Monza – "Avevo 14 anni e il motorino. Allora l’autodromo faceva un abbonamento che durava un anno e tu potevi entrare tutti i giorni. Per il Gran premio
e ntravamo due settimane prima, che allora – una settimana prima della F1 - c’era la Formula 3. Avevamo le tende e ci accampavamo nel bosco della Prima variante dopo aver nascosto sotto terra il ponteggio".Renato Schmidt sfoglia l’album dei ricordi. "Foto” in bianco e nero di un ex ragazzino che oggi si ritrova dall’altra parte, a fare il direttore di gara del circuito. "Paradossalmente la F1 è la gara più semplice del mondo – confessa –, ma senza il mio braccio destro Oscar Comi e tutto lo staff non fai niente. C’è chi segue le telecamere, chi scrive tutto quello che succede e poi ci sono quelli della Fia. Loro sono in prima fila nella “sala regia” del Gran premio, le decisioni sono loro, ma ti chiedono sempre se è possibile farlo. Certo, a volte il pubblico non approva e capita che i fischi li sentiamo anche da qua dentro, ma pazienza. Ti senti un po’ come un arbitro di calcio".
Dalla ’race control’ al piano terra della palazzina box, attraverso una rete di 24 telecamere lungo il circuito, gestisce 200 commissari di percorso in pista, le tute arancioni. Più una trentina in corsia box, oltre a 80 dell’antincendio e altrettante del servizio medico per la pista. E "non puoi rilassarti nemmeno dopo la bandiera a scacchi". Ma la passione ripaga ogni sacrificio, ogni tensione, ogni spavento quando una macchina va a muro. Quella stessa passione che fin da bambino lo ha portato a scavalcare le reti, a correre nei kart per 16 anni, a diventare direttore di gara internazionale prima nei kart poi anche in Formula 1.
"La cosa stupenda dei kart – racconta – è che tanti campioni della F1 li ho visti nascere proprio da lì. Mi ricordo Alonso, Fisichella, Trulli. Poi Pantano. Rosberg, Hamilton, Liuzzi, Russel, Leclerc, Norris. Da bambini di 10 anni alla F1. E qualcuno si ricorda ancora di me sulle piste dei kart". E in fondo anche lui un po’ continua a sentirsi dentro "quel ragazzino appollaiato sul ponteggio in Prima variante".

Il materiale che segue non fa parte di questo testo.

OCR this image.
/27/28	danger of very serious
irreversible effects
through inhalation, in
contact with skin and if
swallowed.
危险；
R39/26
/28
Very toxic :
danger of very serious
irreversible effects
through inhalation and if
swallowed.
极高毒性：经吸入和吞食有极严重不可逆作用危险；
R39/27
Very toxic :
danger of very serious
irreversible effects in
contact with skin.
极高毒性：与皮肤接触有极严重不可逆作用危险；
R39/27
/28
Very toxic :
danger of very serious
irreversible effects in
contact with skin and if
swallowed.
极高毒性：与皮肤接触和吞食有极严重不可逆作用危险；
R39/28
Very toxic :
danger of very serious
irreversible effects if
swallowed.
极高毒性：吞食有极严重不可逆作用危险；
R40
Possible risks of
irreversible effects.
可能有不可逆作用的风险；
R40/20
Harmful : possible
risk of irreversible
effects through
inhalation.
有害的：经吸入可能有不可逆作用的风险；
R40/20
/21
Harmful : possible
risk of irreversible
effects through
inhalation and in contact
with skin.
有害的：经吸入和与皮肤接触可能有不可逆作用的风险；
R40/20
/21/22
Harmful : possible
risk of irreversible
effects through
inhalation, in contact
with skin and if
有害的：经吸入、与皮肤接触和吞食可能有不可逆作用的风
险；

Lui e suoi amici erano quelli che dovevano curare il posto, "mettevamo le targhette sulla rete lungo il circuito per dire che era occupato. Era la fine degli anni Settanta e poi tutti gli anni Ottanta. L’era del turbo. Macchine stupende". Poi "il giovedì sera del Gp arrivavano i “grandi” che montavano il ponteggio e guardavamo la gara da lì. Noi eravamo privilegiati perché avevamo il posto al quinto piano. Che vista. Alla mattina andavamo a scuola, a mezzogiorno tornavamo e stavamo lì. Ma poi questa magia è finita, è stato vietato il campeggio dentro l’autodromo e anche il montaggio dei ponteggi". Peccato, perché "era bellissimo, alla sera andavamo in Seconda variante che c’erano altri gruppi come noi, stavamo insieme, salamelle, birra, poi a Lesmo, stessa cosa. Si passavano le notti così".
Fin dal 1979, l’anno del suo primo Gran premio: "Ero piccolino e l’ho visto dal muretto sopra la Sopraelevata. Avevo 12 anni. Sono riuscito a scappar dentro anche se mia mamma non voleva, ma con due panini e una bottiglietta d’acqua sono riuscito a infilarmi dentro scavalcando la rete". Allora, pur di entrare, ti inventavi di tutto: "Un anno abbiamo provato dal curvone a Biassono, di notte, a far passare dentro un ponteggio a mano e portarlo in Prima variante". Emozioni indelebili, come quella di quando ha vinto Leclerc qui a Monza, nel 2019: "Non ho mai visto un entusiasmo così alle stelle. Ho pianto per due giorni dall’emozione. E io non sono ferrarista. Io tenevo per Manfred Winkelhock, pilota tedesco morto nel 1985 con una Porsche. Per me è finita lì". Oggi "tifo per tutti".